After our two days in Ballybunion, we left for Tralee--a fairly large city 30 minutes further down the coast. That evening in Tralee, my brother and I were in a bar playing pool when a local old-timer started talking to us. He said that he is a member of both Ballybunion and Tralee (the course we would be playing the next day). After talking to him for a bit, he said he wanted to show us something in the bar. He brings us to a golf club hanging on the wall with a plaque indicating it was Tom Watson's. Watson's love of Ballybunion is well documented and he was named the club's Captain in 2000. This fella told us that Watson hosted a tournament for the members of Ballybunion while he was Captain and the winner's prize was the club he chipped in with in 1982 to beat Jack Nicklaus at Pebble Beach to win the US Open. The owner of the bar won the tournament and now proudly displays the club in the bar.

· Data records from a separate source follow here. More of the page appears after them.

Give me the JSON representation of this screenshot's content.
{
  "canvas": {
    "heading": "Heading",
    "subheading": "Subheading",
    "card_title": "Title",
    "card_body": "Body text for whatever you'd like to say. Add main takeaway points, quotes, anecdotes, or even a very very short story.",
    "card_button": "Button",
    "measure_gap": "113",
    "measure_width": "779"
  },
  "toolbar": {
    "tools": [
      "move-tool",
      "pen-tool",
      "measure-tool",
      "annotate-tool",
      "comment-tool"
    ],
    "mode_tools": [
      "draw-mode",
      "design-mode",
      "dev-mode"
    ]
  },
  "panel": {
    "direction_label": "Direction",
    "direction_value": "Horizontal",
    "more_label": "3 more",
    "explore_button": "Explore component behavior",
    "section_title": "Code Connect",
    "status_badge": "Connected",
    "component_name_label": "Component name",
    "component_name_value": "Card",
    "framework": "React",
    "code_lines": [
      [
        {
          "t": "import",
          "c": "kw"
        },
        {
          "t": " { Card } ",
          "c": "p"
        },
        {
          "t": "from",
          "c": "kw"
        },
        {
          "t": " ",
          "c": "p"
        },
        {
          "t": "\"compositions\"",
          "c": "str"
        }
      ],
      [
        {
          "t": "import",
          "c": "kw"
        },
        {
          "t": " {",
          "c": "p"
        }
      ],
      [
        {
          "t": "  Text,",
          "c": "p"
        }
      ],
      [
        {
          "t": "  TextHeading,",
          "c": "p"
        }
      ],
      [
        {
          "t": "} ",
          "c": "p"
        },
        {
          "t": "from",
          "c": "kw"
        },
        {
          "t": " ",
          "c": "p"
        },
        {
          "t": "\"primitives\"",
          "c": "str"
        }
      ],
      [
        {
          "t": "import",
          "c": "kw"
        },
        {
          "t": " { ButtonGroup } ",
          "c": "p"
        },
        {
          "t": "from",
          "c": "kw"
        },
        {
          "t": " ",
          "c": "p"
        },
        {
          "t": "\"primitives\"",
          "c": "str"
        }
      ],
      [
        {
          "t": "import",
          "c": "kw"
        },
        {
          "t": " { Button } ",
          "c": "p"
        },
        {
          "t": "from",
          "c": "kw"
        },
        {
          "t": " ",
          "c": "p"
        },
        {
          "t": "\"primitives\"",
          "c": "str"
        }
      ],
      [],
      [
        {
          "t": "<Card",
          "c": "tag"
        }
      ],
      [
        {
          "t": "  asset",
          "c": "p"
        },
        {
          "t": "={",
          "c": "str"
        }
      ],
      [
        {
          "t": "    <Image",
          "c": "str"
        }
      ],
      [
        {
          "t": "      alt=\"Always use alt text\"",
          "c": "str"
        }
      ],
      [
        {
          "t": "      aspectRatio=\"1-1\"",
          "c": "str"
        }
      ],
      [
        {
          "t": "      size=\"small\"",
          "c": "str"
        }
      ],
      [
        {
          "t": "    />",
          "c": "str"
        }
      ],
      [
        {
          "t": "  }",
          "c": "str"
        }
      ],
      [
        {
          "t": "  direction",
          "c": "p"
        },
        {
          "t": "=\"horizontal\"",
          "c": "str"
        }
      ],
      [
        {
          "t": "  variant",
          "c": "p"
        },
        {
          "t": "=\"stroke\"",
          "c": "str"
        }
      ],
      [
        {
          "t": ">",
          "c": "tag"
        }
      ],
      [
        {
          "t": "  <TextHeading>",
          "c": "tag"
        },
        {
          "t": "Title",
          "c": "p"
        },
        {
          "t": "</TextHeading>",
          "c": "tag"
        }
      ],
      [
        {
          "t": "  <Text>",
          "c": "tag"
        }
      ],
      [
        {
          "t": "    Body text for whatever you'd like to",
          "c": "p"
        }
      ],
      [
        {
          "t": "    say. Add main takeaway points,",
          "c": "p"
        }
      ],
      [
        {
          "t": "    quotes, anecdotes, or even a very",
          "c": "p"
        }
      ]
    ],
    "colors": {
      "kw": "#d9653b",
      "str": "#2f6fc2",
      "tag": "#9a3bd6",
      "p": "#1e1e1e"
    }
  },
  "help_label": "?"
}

All I could think was how odd it was that this relic of one of golf's most historic moments found its way into this random bar in Tralee, Ireland. That is the coolest piece of "crystal" I have ever seen for winning a golf tournament. The whole experience from playing Ballybunion to arriving in this bar made me appreciate why I do trips like this--to have memories that I will never forget, whether that be competitive matches on great courses, near holes-in-one, meeting characters like Jimmy, or seeing pieces of golf history.